Foreign exchange rates on Tuesday registered dramatic increases after weeks of stability that saw the rial recover much of its earlier losses. The US dollar was traded 115, 000 in the afternoon, up from the previous day's 103,000 rials. The euro was traded for 131,500 rial across exchange bureaux, up from 121,500 on Monday.
The currency market heats up every year around Christmas as commercial demand for hard currency in the form of ‘hawala’ shoots up for their end-of-the-year settlements with overseas partners.
However remarks by President Hassan Rouhani, on Tuesday in the Majlis about currency reserves "hitting zero" during the last Iranian New Year in March, is believed to have panicked the market.
Changes in interest rates by the Money and Credit Council, which some believe could encourage a flight of deposits from banks to the currency market is also to blame for the bullish prices on Tuesday.
A new decision by the MCC obliges banks and credit institutions to pay interest on deposits on a monthly basis, calculating the minimum balance in a month as the basis.

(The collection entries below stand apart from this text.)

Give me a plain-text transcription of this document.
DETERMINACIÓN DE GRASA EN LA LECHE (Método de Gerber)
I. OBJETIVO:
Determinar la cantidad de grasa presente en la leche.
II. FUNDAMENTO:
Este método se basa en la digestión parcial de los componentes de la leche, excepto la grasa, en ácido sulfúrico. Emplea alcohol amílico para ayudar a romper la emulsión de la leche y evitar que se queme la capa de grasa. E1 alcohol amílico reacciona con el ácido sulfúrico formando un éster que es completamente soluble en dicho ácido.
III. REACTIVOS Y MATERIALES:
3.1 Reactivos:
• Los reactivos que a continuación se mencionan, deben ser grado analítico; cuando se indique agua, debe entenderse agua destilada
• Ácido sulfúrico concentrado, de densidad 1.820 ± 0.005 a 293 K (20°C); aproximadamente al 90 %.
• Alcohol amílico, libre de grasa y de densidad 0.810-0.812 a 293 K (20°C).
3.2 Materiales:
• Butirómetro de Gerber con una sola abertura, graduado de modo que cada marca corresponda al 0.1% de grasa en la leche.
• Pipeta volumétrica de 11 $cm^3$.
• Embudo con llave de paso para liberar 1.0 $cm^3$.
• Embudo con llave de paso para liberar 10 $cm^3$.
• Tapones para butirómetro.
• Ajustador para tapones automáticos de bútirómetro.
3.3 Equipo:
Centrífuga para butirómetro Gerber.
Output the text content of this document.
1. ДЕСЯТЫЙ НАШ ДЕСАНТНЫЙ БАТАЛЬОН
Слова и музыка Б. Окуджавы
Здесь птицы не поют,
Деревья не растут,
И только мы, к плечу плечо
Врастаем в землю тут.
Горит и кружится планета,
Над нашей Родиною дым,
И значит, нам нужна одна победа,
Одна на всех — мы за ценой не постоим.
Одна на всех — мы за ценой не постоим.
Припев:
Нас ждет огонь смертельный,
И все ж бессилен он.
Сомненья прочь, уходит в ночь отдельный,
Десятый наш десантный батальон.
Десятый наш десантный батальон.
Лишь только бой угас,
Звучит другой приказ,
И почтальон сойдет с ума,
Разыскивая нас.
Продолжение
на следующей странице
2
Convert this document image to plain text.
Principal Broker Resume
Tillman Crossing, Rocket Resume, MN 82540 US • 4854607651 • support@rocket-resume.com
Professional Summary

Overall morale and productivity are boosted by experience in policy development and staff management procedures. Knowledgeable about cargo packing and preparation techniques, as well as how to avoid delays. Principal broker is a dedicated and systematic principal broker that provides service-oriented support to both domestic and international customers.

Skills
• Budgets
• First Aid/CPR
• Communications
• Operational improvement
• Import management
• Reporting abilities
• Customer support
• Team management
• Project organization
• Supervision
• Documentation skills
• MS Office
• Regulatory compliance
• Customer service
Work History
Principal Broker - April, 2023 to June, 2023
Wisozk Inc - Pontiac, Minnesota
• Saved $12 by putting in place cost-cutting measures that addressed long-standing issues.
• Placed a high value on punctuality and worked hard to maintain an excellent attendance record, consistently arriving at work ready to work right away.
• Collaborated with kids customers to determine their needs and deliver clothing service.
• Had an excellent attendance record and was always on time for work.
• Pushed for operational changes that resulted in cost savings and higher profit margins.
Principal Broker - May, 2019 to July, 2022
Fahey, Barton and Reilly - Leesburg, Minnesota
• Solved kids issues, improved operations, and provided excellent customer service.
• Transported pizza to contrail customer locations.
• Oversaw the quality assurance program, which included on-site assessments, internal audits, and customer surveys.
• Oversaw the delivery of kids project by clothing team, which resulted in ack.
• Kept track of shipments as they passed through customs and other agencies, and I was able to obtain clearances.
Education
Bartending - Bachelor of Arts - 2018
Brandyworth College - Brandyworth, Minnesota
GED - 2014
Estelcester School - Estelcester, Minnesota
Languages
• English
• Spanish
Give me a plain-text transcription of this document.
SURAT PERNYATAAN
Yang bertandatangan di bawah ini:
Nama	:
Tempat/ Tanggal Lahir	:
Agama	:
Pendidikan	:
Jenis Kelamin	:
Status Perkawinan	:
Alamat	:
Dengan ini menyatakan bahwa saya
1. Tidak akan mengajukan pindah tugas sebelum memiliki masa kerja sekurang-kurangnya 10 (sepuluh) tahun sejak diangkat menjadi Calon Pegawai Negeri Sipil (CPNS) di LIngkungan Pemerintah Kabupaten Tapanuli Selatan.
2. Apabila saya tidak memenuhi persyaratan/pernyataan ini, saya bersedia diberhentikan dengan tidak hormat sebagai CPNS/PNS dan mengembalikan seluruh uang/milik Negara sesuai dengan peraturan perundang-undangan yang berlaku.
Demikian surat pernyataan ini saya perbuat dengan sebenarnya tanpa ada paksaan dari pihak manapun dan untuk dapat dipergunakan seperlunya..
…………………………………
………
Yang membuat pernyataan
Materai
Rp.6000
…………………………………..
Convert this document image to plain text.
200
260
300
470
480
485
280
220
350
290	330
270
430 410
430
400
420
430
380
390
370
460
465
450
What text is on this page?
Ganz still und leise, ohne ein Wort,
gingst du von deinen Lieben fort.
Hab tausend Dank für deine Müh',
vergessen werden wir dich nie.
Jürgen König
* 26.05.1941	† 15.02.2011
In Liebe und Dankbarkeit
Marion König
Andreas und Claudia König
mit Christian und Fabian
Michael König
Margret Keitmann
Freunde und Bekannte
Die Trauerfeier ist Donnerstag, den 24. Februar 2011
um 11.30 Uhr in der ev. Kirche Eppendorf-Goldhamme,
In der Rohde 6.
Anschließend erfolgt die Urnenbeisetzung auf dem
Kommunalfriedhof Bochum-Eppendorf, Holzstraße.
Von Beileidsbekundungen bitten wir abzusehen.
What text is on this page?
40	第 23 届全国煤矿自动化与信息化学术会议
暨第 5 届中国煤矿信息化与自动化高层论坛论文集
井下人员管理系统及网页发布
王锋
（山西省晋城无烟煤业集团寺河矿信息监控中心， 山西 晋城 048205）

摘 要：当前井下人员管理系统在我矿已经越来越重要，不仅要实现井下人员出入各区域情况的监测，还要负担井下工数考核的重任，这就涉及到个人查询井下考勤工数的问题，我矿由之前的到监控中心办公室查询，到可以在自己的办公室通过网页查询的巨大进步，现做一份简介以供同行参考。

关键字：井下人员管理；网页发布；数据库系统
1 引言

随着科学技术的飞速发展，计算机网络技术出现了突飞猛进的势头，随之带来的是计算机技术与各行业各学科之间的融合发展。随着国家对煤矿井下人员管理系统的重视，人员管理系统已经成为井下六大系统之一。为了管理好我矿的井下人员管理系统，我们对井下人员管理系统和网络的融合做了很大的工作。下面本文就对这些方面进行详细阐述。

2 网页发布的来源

The Central Bank of Iran sent a directive to banks and credit institutions at the weekend on Sunday outlining details of the decision that will come into effect on Jan. 21.
The rial’s rebound, from record lows around 190,000 in September, has been good news for a government that is struggling to prevent US sanctions on Iran’s oil, banking and other industries from pushing the economy into recession.
Any future rises in forex rates would be a further blow to the credibility of President Rouhani who took office in 2013 promising to stabilize the economy and lift living standards.
President Donald Trump reimposed US sanctions on Iran earlier this year after pulling out of the 2015 Ian nuclear deal. Washington has vowed “maximum pressure” on Iran’s economy to force it to accept tougher limits on its nuclear and missile programs.